Warrnambool company welcomes ASIC debentures sector review

THE Warrnambool-based Southern Financial Group has responded boldly to the Australian Securities and Investments Commission’s (ASIC) decision to investigate the unlisted debenture sector following the collapse of Banksia Securities.

Southern general manager Ashley King said he welcomed ASIC’s decision to review the regulation of the debenture sector.

The collapse of Banksia has highlighted the low equity ratio of many debenture issuers in Australia and Southern was among six listed this week in The Australian Financial Review as having an equity ratio that did not meet ASIC-recommended benchmarks.

The equity ratio measures the proportion of the total assets financed by stockholders and not creditors, and provides a buffer in the event of financial difficulties.

Southern makes clear in its 2012-2013 prospectus that its equity ratio, as at March 31, this year was 1.99 per cent, well below the 20 per cent benchmark recommended by ASIC when more than 10 per cent of the funds from debenture products were invested in property development.

Southern’s prospectus states the 20 per equity ratio applies to its investments. 

Banksia had an equity ratio of 3.6 per cent at the end of June 2011, well below the minimum eight per cent ASIC-recommended equity ratio for debenture investments that did not have more than 10 per cent invested in property development.

The ASIC-recommended benchmarks are only recommendations and do not prevent company operating below them.

Southern’s equity capital of 1.99 per cent, or $5.7 million at March 31 this year, was part of a continuing reduction in its equity ratio. The ratio was 2.1 per cent, or $5.8 million at December 31 last year, and 2.56 per cent, or $6.2 million, at December 31, 2010.

“While past performance of its loan portfolio may not be indicative of future performance in all circumstances, the company notes that in its business, it has never defaulted on a payment of principal or interest to a Southern Note holder since it commenced trading in 1990,” it says.

Mr King also responded to The Australian Financial Review’s note that the company had loans to parties related to the company. 

He said one of those loans was $22 million to Southern’s wholly-owned subsidiary, Southern Leasing.

“Importantly, this loan is to a subsidiary which has fully guaranteed the obligations of Southern Finance and there is a first-ranking charge over all of its assets and undertaking that is held by the trustee for our Southern Notes holders, Trust Company,” Mr King said

“The subsidiary is an important part of our business.

“Southern Leasing uses the funds to make facilities available comprising lease finance, chattel mortgage, operating lease or rental or hire purchase agreements to its clients and the local community.

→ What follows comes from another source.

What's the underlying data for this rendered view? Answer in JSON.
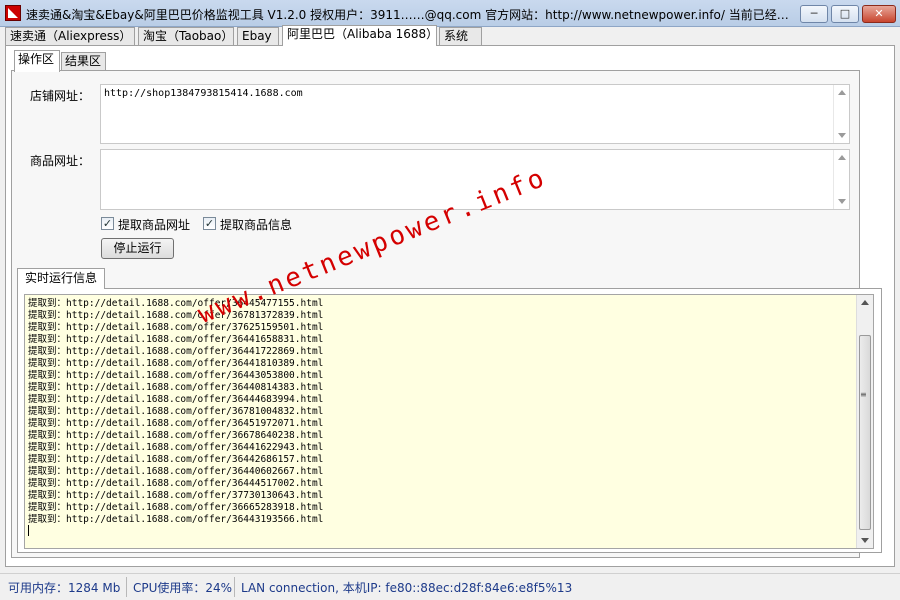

“The second loan of $480,000 on commercial terms to a director of the company has security of a registered first mortgage.” 

Southern offers investments, mortgage loans, equipment finance, financial planning and share broking.

The company’s 2011-2012 annual report showed the company made an after-tax profit of $1.13 million for the past financial year and that deposits held increased during that financial year by $33.3 million to $289.5 million.